Professional Support – It’s important to look into professional help and therapy. Here, your therapist can help you to overcome the trauma of suicide, can help you to overcome the challenges of self-blame and guilt in suicide, and can help you to deal with grief in a healthy way. Cognitive behavioral therapy mixed with grief counseling and complementary therapies to help you uncover and process emotions is often the way to go but ideally, you want a custom treatment program that’s aligned with your specific needs. Treatments that offer grief counseling alongside trauma therapy are also ideal, because you are likely dealing with both at once.

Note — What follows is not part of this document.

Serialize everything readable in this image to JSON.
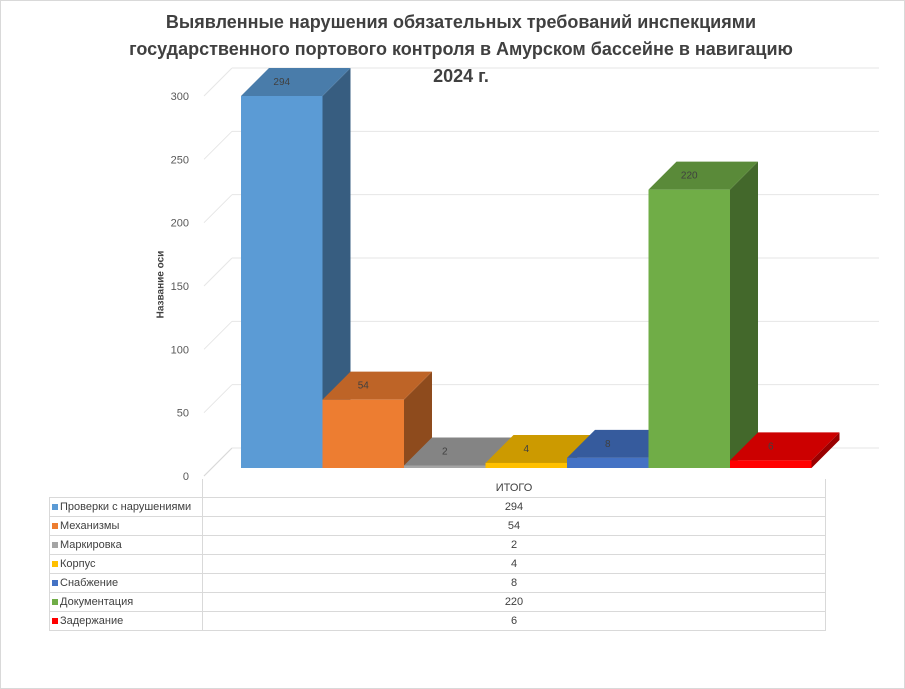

Support Groups – Being a suicide survivor can result in significant isolation and feelings of loneliness. Seeking out support groups, either through group mental health treatment or self-help groups, can help you to feel less alone. Here, you can look into groups offered by the American Foundation for Suicide Prevention (AFSP) which are available in person and online. Support groups ensure that you share your feelings in a group of peers who share those experiences, hear from others, and reinforce that you are not alone, that you are not to blame (unless everyone there is also to blame), and that you have people who understand. Those feelings can be difficult to find elsewhere, which is why support groups are considered an important part of recovery in suicide bereavement.
Invest in Self Care – Going through a period of grief will often mean that you have lapses in self-care that make it harder for you to take care of yourself. Maintaining your own physical and mental health while processing grief can be difficult. It’s easy to fall apart and you may have days when you aren’t capable of doing anything. It’s important to make sure you’re taking care of yourself as much as you can around that. For example, getting enough sleep, going to bed and waking up at about the same time every day, eating nutritious meals, keeping the house relatively clean, getting physical exercise most days. It’s also a good idea to ask for help, to have friends come over to support you, and to do things like pay for meal prep or a cleaning service if you can afford it and can’t keep up with these things yourself.

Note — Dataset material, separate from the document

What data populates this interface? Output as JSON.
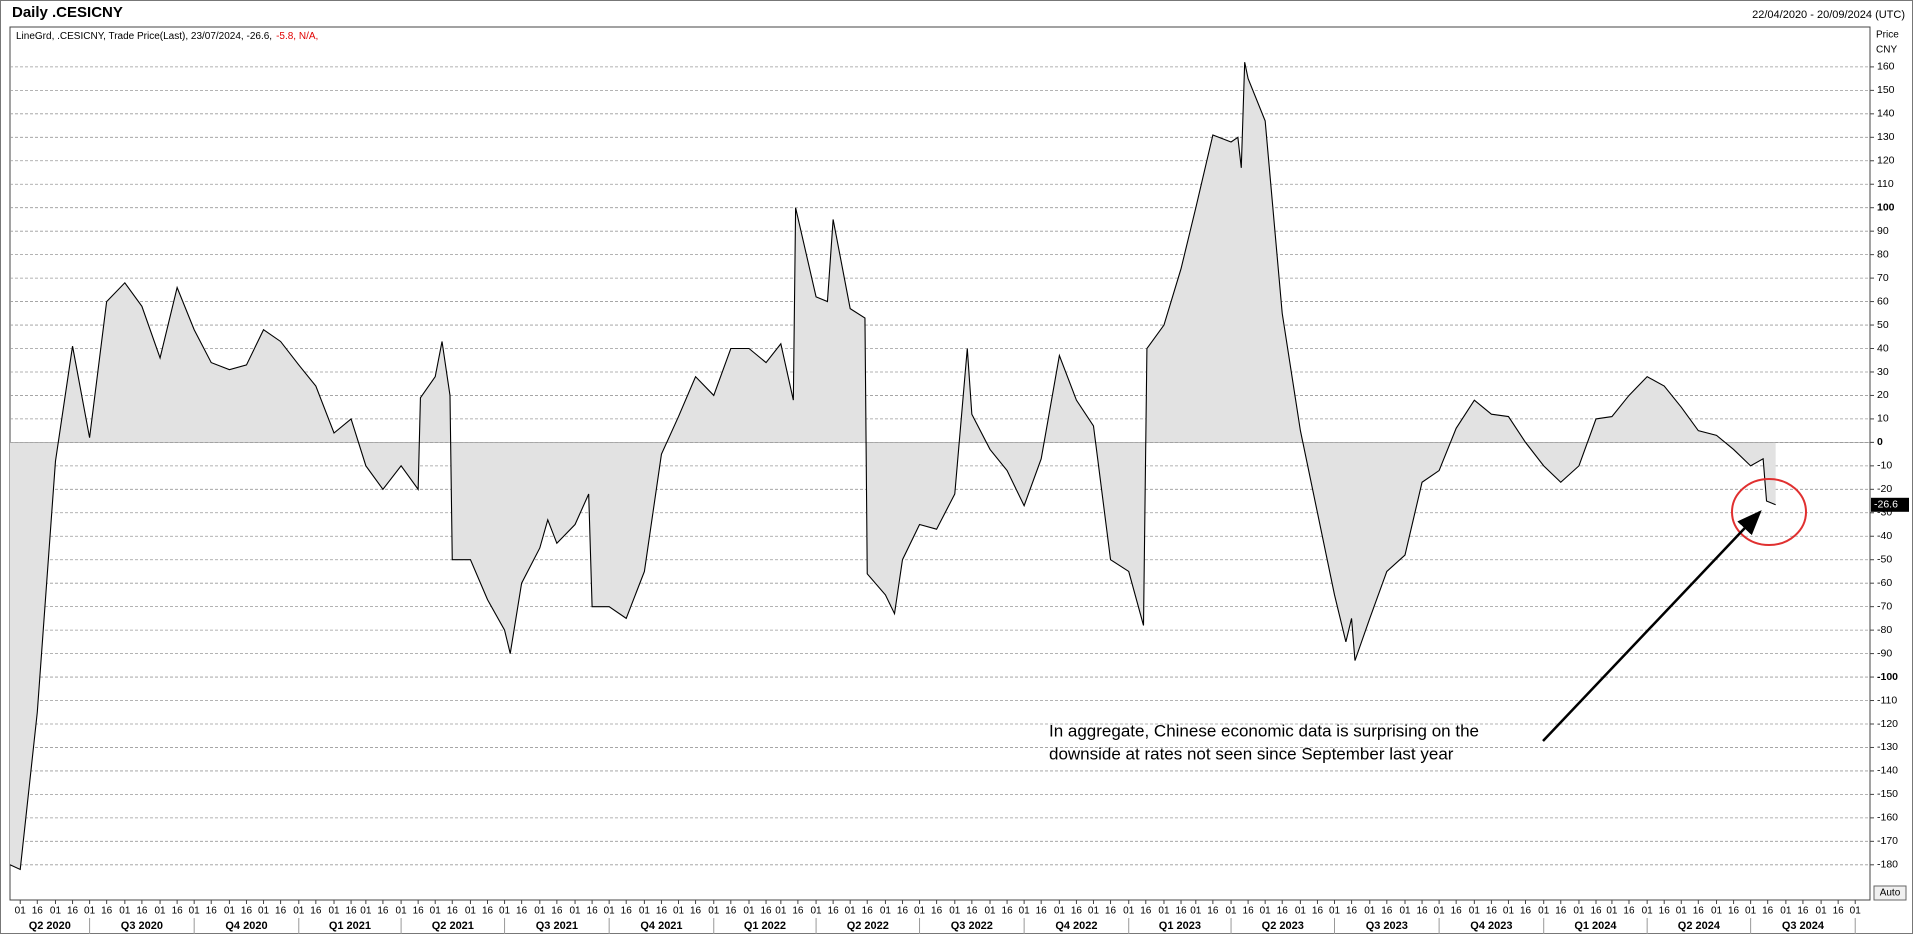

Addressing Trauma – It’s important to understand that you have experienced trauma. Chances are very high that you will benefit from addressing it directly. That means going to therapy, talking to counselors, and talking to your medical providers about that trauma. Trauma informed care means they will take that trauma into account when delivering medical care.
There’s no easy fix to trauma and grief after the suicide of a loved one. Also, there’s also no closure. You might never get a satisfying explanation of why your loved one chose to end their life. Instead, suicide is often the result of mental illness, stress, and personal crises, which come together to a feeling of hopelessness. There may be no good reason, and you may have to learn to cope with that trauma. Often that means giving yourself time, getting mental health help, and taking things one step at a time.